Life with cancer is such a freakin' roller coaster. (Mom, I cleaned up my language just for you - that was as nice as I could say it.) It's good news followed by crappy news followed by nausea. There's a reason that theme park roller coasters are only a couple of minutes long. Unfortunately, with cancer, you can't get off when your head is spinning. The rest of the world goes on and occasionally asks, "How's your mom doing?" But the tumors are still hanging on and she's still fighting the fatigue that makes you feel like your bones have melted. I'm still fighting the desire to bury my head under the covers and wish it away. It's always, always there.

So what's next in this high-stakes game of Cancer Whack-A-Mole? It's a little up in the air, but it's going to start soon, whatever the "it" treatment will be. She'll have another "CyberKnife" surgery, which is intensive, focused radiation on the brain tumor when traditional surgery isn't an option. Whack - brain tumor. She'll start another round of the hair-losing, nausea-inducing chemo around Memorial Day. Whack - liver tumor. And she may have more radiation on her hip if it hasn't already begun glowing green. Whack - bone tumor. After all that, she'll switch to a different maintenance drug, and we'll pray that it holds back the tumors a little better than the others have.

And of course, all this news gets mixed up with the pressure and expectations of Mother's Day. Somehow, you're supposed to make your mom feel like the most important person in the world by giving her flowers and a Hallmark card with *just* the right sentiment. And I tend to suck royally at performing in those pressure-filled moments. It feels cheesy and forced and I hate it. I'm far better off showing my mom how much she means to me by stopping by on a random Thursday morning to help her wash her wig. We talk work, we talk William & Kate's wedding, we talk grandkids, we talk about my very real fears of her leaving me, we talk about how to pencil in eyebrows that chemo has taken. From the serious to the mundane to the silly and back again. Those days, when conversations about how much she means to me just flow naturally, are far more special than the cards with someone else's words.

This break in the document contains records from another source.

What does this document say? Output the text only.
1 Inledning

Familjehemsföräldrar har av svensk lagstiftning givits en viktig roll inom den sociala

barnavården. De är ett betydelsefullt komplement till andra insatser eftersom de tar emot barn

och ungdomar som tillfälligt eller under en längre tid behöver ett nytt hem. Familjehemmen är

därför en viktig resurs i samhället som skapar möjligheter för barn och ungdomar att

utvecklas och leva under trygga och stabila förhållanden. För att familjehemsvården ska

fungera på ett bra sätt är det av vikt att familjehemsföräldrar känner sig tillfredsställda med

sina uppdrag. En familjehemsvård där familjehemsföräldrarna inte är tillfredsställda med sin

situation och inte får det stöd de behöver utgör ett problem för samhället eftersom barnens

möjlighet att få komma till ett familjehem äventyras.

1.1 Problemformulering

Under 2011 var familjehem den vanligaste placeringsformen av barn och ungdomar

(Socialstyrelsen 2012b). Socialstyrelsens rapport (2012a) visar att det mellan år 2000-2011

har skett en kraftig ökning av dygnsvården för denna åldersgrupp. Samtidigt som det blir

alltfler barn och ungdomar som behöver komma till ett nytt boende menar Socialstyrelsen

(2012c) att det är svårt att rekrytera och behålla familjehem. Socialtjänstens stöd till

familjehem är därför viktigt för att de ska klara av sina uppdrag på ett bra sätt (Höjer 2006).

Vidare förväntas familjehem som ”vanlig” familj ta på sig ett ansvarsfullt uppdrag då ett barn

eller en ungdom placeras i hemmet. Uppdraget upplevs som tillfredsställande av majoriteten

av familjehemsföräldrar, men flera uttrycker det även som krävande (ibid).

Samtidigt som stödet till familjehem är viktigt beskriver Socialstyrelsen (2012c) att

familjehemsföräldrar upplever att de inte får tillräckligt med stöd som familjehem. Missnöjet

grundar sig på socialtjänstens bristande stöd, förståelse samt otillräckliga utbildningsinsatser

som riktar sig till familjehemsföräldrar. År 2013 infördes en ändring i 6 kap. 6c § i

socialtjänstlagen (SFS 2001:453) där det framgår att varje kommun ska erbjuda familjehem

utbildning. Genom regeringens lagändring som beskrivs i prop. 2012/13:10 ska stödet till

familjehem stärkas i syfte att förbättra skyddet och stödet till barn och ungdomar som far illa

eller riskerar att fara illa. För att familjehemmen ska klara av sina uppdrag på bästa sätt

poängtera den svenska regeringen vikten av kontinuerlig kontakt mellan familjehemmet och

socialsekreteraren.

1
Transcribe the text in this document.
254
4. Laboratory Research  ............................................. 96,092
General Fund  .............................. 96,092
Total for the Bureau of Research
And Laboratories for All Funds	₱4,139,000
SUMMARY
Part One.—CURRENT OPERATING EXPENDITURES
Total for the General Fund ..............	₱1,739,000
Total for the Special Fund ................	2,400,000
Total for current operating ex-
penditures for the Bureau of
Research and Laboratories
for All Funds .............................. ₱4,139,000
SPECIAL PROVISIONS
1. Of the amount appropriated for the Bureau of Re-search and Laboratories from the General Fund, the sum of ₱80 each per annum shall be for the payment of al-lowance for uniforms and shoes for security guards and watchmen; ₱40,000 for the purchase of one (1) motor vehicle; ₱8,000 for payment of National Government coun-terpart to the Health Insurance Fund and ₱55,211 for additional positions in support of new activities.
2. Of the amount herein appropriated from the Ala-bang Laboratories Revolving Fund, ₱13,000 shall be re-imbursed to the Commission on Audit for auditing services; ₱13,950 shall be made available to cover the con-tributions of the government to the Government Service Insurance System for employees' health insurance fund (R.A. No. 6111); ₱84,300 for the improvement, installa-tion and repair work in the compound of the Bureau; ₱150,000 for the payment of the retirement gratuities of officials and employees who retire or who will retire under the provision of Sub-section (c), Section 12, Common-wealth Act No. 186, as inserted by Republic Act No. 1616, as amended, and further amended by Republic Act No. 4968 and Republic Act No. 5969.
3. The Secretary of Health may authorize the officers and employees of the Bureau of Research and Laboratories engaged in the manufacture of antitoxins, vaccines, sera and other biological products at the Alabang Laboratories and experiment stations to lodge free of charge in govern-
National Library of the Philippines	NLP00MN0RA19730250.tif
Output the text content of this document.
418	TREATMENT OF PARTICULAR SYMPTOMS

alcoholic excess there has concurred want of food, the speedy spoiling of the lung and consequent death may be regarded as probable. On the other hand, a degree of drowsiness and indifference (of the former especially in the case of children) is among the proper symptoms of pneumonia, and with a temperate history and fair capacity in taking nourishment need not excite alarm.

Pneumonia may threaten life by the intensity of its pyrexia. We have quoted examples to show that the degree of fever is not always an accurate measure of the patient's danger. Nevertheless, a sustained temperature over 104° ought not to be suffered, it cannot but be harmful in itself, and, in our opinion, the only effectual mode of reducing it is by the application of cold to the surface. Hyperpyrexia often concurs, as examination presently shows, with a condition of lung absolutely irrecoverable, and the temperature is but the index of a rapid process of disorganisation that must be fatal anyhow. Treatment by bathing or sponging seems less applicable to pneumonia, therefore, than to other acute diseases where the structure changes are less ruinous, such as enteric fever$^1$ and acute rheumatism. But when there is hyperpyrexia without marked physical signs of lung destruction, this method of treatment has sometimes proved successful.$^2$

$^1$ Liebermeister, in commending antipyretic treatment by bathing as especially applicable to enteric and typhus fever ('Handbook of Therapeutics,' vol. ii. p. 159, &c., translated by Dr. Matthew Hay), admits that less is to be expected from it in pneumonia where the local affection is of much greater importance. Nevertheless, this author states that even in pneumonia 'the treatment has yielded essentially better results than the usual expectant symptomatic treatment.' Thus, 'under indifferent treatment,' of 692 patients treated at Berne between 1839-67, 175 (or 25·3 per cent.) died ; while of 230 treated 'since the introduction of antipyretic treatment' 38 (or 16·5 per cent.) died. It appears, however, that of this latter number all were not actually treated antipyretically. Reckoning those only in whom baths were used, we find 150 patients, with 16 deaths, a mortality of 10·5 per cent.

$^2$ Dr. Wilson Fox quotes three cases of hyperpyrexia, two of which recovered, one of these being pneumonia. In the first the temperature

So for the weekend we went to the beach with my extended family, and it was a good, low-key time. I lounged on the beach with my aunt. I sat on the porch with my mom. We ate banana pudding. I rode back with my brother who is a much more interesting person than I usually give him credit for. My dad changed a poopy diaper. (Now THAT'S a Mother's Day gift this gal can appreciate.) I read trashy magazines and lounged in the hammock. Life is good, and the weekend was filled with moments reminding me of just how good it is when you have a family that you genuinely like to be around. I had The Best Day (seriously - just go listen to the song).

If there's anything I've learned watching my mom fight cancer and my son fight congenital heart disease it is this: There is only this moment. Don't wait for the day when you have time - it will never come. Don't ignore little moments of joy. Yes, it sounds cheesy and no, I don't give a crap. Those moments are what it's all about.

No day but today.
(Grumble Grumble - Blogger was down for a day and had to erase all posts including this one. They've restored everyone else's but mine still seems to be MIA. Reposting for posterity's sake.)